In every training loop, I use DataLoader to load a batch of image into CPU, and move it to GPU like this:
from torch.utils.data import DataLoader
batchsize = 64
trainset = datasets.CIFAR10(blahblah…)
train_loader = DataLoader(train_dataset, batch_size=batchsize, shuffle=True, num_workers=2)
device = torch.device("cuda" if torch.cuda.is_available() else "cpu")
def train(epoch):
for batch_index, data in enumerate(train_loader, 0):
inputs, labels = data
inputs, labels = inputs.to(device), labels.to(device)
I know that I can wrap dataloader and calling .to(device)
in advance instead of using it in every training batch.

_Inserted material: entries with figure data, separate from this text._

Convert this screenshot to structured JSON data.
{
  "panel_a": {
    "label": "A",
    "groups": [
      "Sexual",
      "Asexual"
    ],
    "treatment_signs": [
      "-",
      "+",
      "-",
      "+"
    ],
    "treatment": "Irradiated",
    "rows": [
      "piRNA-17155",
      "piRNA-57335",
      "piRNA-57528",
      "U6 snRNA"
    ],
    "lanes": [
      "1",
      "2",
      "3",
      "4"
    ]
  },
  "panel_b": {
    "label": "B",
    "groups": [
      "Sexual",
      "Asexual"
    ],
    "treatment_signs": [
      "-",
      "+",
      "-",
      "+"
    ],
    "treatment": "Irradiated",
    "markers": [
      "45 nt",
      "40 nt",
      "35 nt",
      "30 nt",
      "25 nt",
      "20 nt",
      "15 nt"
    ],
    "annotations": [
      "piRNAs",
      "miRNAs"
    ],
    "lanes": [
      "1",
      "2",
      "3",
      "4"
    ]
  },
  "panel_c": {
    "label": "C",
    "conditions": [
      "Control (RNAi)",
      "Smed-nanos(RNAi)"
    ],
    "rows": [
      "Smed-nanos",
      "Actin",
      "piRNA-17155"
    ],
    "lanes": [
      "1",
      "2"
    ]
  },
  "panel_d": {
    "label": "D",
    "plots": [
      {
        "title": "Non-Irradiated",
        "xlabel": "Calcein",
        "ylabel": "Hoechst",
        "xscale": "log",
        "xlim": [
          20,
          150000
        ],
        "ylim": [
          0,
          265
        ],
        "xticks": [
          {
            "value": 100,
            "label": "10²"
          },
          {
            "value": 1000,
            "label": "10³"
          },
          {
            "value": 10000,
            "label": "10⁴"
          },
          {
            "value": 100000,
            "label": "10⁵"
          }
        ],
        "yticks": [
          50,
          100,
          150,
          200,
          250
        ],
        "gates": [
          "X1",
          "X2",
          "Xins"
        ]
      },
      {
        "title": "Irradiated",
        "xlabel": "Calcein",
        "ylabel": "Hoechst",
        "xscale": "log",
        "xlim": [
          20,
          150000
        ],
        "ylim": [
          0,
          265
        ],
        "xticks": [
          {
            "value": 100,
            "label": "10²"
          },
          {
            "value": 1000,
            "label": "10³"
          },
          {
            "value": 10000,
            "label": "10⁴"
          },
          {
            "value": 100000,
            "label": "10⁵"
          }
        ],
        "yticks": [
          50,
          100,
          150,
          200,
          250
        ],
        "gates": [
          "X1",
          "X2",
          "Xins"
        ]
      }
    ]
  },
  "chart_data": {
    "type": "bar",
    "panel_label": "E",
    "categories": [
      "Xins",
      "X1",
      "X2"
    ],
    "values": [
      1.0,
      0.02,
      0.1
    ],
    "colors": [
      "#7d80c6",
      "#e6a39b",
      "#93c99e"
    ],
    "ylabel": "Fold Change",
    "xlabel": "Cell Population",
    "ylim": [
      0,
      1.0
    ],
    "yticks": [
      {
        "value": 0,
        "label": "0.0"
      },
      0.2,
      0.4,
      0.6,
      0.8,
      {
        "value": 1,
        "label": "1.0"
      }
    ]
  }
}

But .to(device)
itself is time-consuming, I mean, transfer a tensor from CPU to GPU is much slower than creating a tensor directly on GPU, isn’t it?
for example:
(randomTensorA is created on CPU and using .to() function to transfer it on GPU,
randomTensorB is created on GPU)
import time
import torch
shape = [300, 300, 300]
a = time.time()
for _ in range(100):
randomTensorA = torch.randn(shape).to(torch.device('cuda'))
b = time.time()
print('Elapsed Time: %f' % (b-a))
a = time.time()
for _ in range(100):
randomTensorB = torch.randn(shape, device='cuda')
b = time.time()
print('Elapsed Time: %f' % (b-a))
Terminal output:
Elapsed Time: 24.316857
Elapsed Time: 1.658716
So, is there anyway to let dataloader load dataset directly on GPU? Please let me know, thanks.